Die Beschwerdeführerin hat dem Land Wien Aufwendungen in der Höhe von EUR 381,90 binnen zwei Wochen bei sonstiger Exekution zu ersetzen.
Begründung
Mit der Aufforderung zur Rechtfertigung vom 24. April 2002 hat der Magistrat der Stadt Wien der Beschwerdeführerin vorgeworfen, als handelsrechtliche Geschäftsführerin der F GesmbH vom 16. November 2001 bis zum 25. Februar 2002 vor der Liegenschaft in Wien 6, S-Gasse vor Nr. 2 ident mit B-Gasse vor Nr. 1, auf dem öffentlichen Gemeindegrund, der dem öffentlichen Verkehr dient, die Abgrenzung eines bis 15. November 2001 genehmigten Vorgartens im Ausmaß von 12 x 3,6 m, ab dem fünften Fenster 5 x 2,1 m, in Front S-Gasse und 16,6 x 3,6 m links vom Lokaleingang und 7,5 x 3,6 m rechts vom Lokaleingang in Front B-Gasse aufgestellt gelassen zu haben, ohne dass sie hiefür vorher eine Gebrauchserlaubnis erwirkt habe. Dadurch habe sie die Gebrauchsabgabe nach Tarifpost B 7 um den Betrag von EUR 1.326,06 fahrlässig verkürzt.

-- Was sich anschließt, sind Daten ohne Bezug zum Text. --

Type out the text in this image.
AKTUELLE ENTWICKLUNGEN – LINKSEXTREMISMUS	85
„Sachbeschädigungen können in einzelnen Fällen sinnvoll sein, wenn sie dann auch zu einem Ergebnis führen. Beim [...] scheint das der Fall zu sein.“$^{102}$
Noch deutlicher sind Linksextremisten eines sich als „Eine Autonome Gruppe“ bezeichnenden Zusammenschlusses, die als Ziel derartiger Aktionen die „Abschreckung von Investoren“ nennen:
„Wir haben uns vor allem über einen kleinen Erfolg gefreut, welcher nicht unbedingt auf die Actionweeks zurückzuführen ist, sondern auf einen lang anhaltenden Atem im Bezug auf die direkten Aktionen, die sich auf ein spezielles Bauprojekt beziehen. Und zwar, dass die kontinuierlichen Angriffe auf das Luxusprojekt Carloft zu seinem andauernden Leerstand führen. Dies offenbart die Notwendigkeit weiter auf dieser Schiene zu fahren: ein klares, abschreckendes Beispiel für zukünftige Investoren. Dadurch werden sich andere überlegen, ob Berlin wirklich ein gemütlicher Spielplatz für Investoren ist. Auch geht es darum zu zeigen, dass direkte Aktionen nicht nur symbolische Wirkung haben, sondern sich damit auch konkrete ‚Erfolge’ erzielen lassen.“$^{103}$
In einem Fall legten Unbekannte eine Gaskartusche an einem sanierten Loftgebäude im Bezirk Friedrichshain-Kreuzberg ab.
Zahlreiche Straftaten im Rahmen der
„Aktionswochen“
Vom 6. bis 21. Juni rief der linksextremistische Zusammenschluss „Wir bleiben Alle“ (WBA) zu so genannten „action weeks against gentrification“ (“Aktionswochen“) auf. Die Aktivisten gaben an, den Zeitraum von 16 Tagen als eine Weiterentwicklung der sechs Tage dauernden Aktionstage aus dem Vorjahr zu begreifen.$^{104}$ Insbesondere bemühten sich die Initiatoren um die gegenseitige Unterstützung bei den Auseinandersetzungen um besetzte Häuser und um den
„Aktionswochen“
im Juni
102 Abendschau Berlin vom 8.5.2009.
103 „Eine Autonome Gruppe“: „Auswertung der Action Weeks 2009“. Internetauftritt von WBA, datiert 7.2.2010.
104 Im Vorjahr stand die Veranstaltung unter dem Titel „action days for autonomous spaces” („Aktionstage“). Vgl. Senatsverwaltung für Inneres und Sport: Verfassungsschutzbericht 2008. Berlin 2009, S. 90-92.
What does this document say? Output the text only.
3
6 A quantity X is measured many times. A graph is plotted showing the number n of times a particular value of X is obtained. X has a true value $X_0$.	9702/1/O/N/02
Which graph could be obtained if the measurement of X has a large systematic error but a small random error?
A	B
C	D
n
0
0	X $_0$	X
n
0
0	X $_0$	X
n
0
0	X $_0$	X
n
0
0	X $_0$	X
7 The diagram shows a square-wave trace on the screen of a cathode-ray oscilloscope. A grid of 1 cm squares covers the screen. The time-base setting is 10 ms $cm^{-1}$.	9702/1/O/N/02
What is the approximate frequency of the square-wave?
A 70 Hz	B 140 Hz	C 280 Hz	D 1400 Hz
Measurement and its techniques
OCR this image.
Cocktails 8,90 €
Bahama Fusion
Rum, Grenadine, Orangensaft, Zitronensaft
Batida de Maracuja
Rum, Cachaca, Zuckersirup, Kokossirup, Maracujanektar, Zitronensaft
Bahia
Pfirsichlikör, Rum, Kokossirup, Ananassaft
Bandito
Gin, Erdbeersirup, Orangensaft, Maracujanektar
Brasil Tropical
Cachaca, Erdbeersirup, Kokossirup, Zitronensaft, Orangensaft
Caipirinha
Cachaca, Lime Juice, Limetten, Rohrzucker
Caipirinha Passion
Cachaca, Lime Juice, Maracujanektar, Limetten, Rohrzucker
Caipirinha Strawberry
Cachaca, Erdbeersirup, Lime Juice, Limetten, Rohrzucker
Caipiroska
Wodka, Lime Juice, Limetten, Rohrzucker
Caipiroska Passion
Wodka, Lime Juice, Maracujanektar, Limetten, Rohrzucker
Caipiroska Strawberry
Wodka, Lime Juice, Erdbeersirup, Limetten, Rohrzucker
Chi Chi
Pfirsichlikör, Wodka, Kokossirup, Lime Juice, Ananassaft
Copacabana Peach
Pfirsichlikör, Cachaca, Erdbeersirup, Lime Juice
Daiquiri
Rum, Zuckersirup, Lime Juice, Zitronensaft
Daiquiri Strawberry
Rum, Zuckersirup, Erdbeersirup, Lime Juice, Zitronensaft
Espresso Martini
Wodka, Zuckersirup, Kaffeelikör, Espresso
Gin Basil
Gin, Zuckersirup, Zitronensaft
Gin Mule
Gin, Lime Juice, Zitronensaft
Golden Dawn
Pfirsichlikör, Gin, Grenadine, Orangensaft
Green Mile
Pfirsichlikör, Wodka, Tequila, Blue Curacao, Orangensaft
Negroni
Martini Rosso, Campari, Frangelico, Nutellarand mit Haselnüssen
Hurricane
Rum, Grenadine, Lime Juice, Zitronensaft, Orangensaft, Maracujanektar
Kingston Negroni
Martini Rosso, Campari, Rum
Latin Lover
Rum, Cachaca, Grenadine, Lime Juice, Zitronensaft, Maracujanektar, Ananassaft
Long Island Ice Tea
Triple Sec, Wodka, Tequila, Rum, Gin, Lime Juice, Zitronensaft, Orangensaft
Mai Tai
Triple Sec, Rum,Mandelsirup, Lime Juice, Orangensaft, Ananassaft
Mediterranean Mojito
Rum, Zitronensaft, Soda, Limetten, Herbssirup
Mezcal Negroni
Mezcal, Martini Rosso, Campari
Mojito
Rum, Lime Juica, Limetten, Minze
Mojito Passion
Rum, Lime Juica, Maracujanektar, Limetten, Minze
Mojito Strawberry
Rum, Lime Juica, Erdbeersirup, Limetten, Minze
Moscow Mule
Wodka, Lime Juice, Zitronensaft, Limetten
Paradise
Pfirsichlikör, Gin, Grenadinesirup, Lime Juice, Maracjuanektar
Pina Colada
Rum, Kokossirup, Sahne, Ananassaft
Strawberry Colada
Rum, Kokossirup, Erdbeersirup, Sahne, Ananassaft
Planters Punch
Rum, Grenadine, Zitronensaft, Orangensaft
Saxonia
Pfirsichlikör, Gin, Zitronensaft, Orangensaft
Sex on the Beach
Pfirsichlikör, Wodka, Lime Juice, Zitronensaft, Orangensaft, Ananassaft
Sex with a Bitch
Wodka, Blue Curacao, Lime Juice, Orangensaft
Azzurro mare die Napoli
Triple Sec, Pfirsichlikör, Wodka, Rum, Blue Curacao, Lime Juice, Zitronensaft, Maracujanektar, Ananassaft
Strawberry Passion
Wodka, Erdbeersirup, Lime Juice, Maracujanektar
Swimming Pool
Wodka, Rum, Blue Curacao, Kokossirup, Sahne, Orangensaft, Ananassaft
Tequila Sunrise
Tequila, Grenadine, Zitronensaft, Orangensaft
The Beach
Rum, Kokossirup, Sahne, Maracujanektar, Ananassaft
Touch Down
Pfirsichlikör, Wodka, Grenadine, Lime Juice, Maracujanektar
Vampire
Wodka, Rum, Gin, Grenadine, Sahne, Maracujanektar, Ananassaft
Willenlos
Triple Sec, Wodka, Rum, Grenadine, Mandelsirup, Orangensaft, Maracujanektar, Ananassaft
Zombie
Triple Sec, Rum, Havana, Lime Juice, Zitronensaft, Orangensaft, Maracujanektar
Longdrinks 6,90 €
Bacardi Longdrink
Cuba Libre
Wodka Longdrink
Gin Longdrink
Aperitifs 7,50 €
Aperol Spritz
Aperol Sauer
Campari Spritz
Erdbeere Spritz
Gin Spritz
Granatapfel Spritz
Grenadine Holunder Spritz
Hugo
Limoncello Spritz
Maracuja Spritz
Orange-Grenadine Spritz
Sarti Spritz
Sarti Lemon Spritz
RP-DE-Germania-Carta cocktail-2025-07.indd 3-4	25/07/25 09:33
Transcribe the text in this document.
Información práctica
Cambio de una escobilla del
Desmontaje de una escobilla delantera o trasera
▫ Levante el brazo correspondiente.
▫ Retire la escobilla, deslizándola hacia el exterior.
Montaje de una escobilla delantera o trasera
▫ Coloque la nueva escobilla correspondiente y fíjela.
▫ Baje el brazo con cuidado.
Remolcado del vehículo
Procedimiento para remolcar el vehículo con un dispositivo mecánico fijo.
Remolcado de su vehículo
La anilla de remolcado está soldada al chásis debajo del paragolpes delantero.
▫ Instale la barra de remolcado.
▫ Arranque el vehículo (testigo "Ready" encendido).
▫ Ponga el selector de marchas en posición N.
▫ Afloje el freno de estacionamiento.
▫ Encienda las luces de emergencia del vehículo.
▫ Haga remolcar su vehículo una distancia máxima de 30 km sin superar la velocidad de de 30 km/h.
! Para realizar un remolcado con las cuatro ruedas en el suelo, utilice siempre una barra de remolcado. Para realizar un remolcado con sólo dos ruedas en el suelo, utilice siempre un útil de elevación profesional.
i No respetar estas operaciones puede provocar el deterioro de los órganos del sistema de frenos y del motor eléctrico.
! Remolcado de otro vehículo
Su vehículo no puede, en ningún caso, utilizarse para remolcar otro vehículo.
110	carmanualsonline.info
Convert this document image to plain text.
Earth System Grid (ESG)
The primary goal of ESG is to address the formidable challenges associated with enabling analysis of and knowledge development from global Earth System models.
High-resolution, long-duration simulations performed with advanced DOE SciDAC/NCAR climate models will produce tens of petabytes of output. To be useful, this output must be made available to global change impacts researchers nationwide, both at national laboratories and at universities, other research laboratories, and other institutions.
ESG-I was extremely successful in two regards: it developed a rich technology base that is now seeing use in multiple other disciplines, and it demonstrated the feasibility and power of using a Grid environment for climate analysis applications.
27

Nach einer schriftlichen Äußerung der Beschwerdeführerin vom 8. Mai 2002 erließ der Magistrat der Stadt Wien das Straferkenntnis vom 2. August 2002, mit dem der Beschwerdeführerin angelastet wurde, als handelsrechtliche Geschäftsführerin der F GesmbH vor der oben genannten Liegenschaft auf dem öffentlichen Gemeindegrund, der dem öffentlichen Verkehr dient, die genannten Abfriedungen a) an der Front S-Gasse vom 16. November 2001 bis 26. November 2002 und b) an der Front B-Gasse vom 16. November 2001 bis 25. Februar 2002 belassen zu haben, ohne hiefür vorher eine Gebrauchserlaubnis erwirkt zu haben. Dadurch habe die Beschwerdeführerin § 1 Abs. 1 iVm § 1 Abs. 2 und Tarifpost B 7 des Wiener Gebrauchsabgabegesetzes (GAG) in Zusammenhalt mit § 9 Abs. 1 VStG verletzt. Gemäß § 16 Abs. 4 GAG wurde über die Beschwerdeführerin eine Geldstrafe von EUR 2.000,-- , im Falle der Uneinbringlichkeit eine Ersatzfreiheitsstrafe von 16 Tagen, verhängt. Gemäß § 64 VStG wurde der Beschwerdeführerin ein Beitrag zu den Kosten des Strafverfahrens von EUR 200,-- auferlegt.
Gegen diesen Bescheid erhob die Beschwerdeführerin Berufung. Am 4. April 2003 führte die belangte Behörde eine mündliche Berufungsverhandlung durch.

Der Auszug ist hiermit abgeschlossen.